7. Fast reaction. The algorithm should respond rapidly to changes in the network environment.

According to the present invention there is provided a method of flow control in a network having at least one switch, the at least one switch receiving at least one forward cell from at least one source via one of at least one first link and transmitting the at least one forward cell to at least one destination via one of at least one second link, the at least one switch receiving at least one backward cell from the at least one destination via one of the at least one second link and transmitting the at least one backward cell to the at least one source via one of the at least one first link, each of the first and second links having a link capacity, L, the method comprising the steps of: for at least one link, selected from the group consisting of the at least one first link and the at least one second link of at least one of the at least one switch: (a) determining an unused bandwidth, Δ; and (b) setting a maximum allowed cell rate, MACR, equal to a weighted average of the Δ and a prior value of the MACR, prior-- MACR.

According to further features in preferred embodiments of the invention described below, the weights used in updating MACR depend on the level of network traffic (for example, the queue length and the evaluated statistic variance) and its rate of change.

According to still further features in the described preferred embodiments, the parameters of the algorithm are powers of two, so that all multiplications and divisions can be implemented by shift operations.

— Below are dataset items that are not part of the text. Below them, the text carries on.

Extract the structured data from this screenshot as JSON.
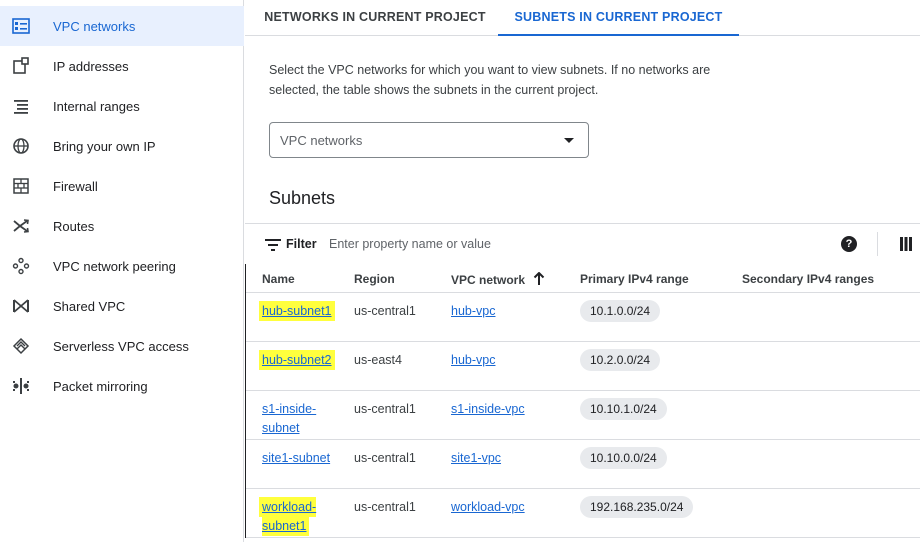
{
  "sidebar": {
    "items": [
      {
        "label": "VPC networks",
        "icon": "vpc-networks-icon",
        "active": true
      },
      {
        "label": "IP addresses",
        "icon": "ip-addresses-icon"
      },
      {
        "label": "Internal ranges",
        "icon": "internal-ranges-icon"
      },
      {
        "label": "Bring your own IP",
        "icon": "globe-icon"
      },
      {
        "label": "Firewall",
        "icon": "firewall-icon"
      },
      {
        "label": "Routes",
        "icon": "routes-icon"
      },
      {
        "label": "VPC network peering",
        "icon": "peering-icon"
      },
      {
        "label": "Shared VPC",
        "icon": "shared-vpc-icon"
      },
      {
        "label": "Serverless VPC access",
        "icon": "serverless-icon"
      },
      {
        "label": "Packet mirroring",
        "icon": "packet-mirroring-icon"
      }
    ]
  },
  "tabs": [
    {
      "label": "NETWORKS IN CURRENT PROJECT",
      "active": false
    },
    {
      "label": "SUBNETS IN CURRENT PROJECT",
      "active": true
    }
  ],
  "description": "Select the VPC networks for which you want to view subnets. If no networks are selected, the table shows the subnets in the current project.",
  "network_select": {
    "placeholder": "VPC networks"
  },
  "section_title": "Subnets",
  "filter": {
    "label": "Filter",
    "placeholder": "Enter property name or value"
  },
  "table": {
    "columns": [
      "Name",
      "Region",
      "VPC network",
      "Primary IPv4 range",
      "Secondary IPv4 ranges"
    ],
    "sorted_column": "VPC network",
    "sort_direction": "ascending",
    "rows": [
      {
        "name": "hub-subnet1",
        "region": "us-central1",
        "network": "hub-vpc",
        "range": "10.1.0.0/24",
        "secondary": "",
        "highlighted": true
      },
      {
        "name": "hub-subnet2",
        "region": "us-east4",
        "network": "hub-vpc",
        "range": "10.2.0.0/24",
        "secondary": "",
        "highlighted": true
      },
      {
        "name": "s1-inside-subnet",
        "region": "us-central1",
        "network": "s1-inside-vpc",
        "range": "10.10.1.0/24",
        "secondary": "",
        "highlighted": false
      },
      {
        "name": "site1-subnet",
        "region": "us-central1",
        "network": "site1-vpc",
        "range": "10.10.0.0/24",
        "secondary": "",
        "highlighted": false
      },
      {
        "name": "workload-subnet1",
        "region": "us-central1",
        "network": "workload-vpc",
        "range": "192.168.235.0/24",
        "secondary": "",
        "highlighted": true
      }
    ]
  },
  "colors": {
    "accent": "#1967d2",
    "highlight": "#ffff3d",
    "chip": "#e8eaed",
    "active_nav_bg": "#e8f0fe"
  }
}
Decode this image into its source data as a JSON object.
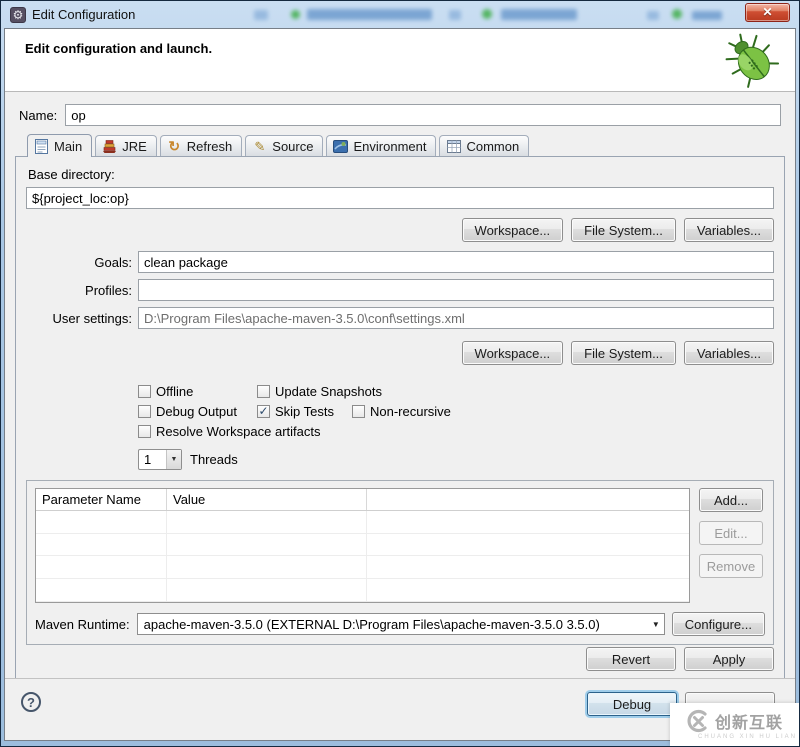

The basic idea of the algorithm is to keep a certain portion of the link capacity unused and to limit the rates of sessions sharing the link by the amount of the unused bandwidth on that link. Δ is defined to be the unused link capacity, i.e., the link capacity minus the sum of the rates of sessions that use the link. The rates of sessions that are above Δ are reduced towards Δ, and the rates of sessions that are below may be increased. This mechanism reaches a steady state only when the unused capacity Δ is equal to the maximum rate of any session that crosses the link and all the sessions that are constrained by this link are at this rate. The value of Δ is easily computed in the output port of each link by counting the number of cells arriving at the queue of that port over an interval of time, subtracting this amount from the number of cells that could be transmitted in that interval, dividing by the length of the time interval, and converting to appropriate units of measurement. An alternative approach, which is somewhat inferior, is to compute the value of Δ by counting the number of cells transmitted via the link over an interval of time, subtracting this amount from the number of cells that could be transmitted in that interval, and, as before, dividing by the length of the time interval and converting to appropriate units of measurement.

If the link has several queues, for example a high priority queue and one or more low priority queues, and, because of network congestion, only the cells in some of the queues, for example, in the high priority queue, are actually being transmitted, Δ alternatively may be defined as the difference between the number of cells that could be transmitted in an interval of time and the number of cells arriving at some specific queues, for example, at the high priority queue, in that interval.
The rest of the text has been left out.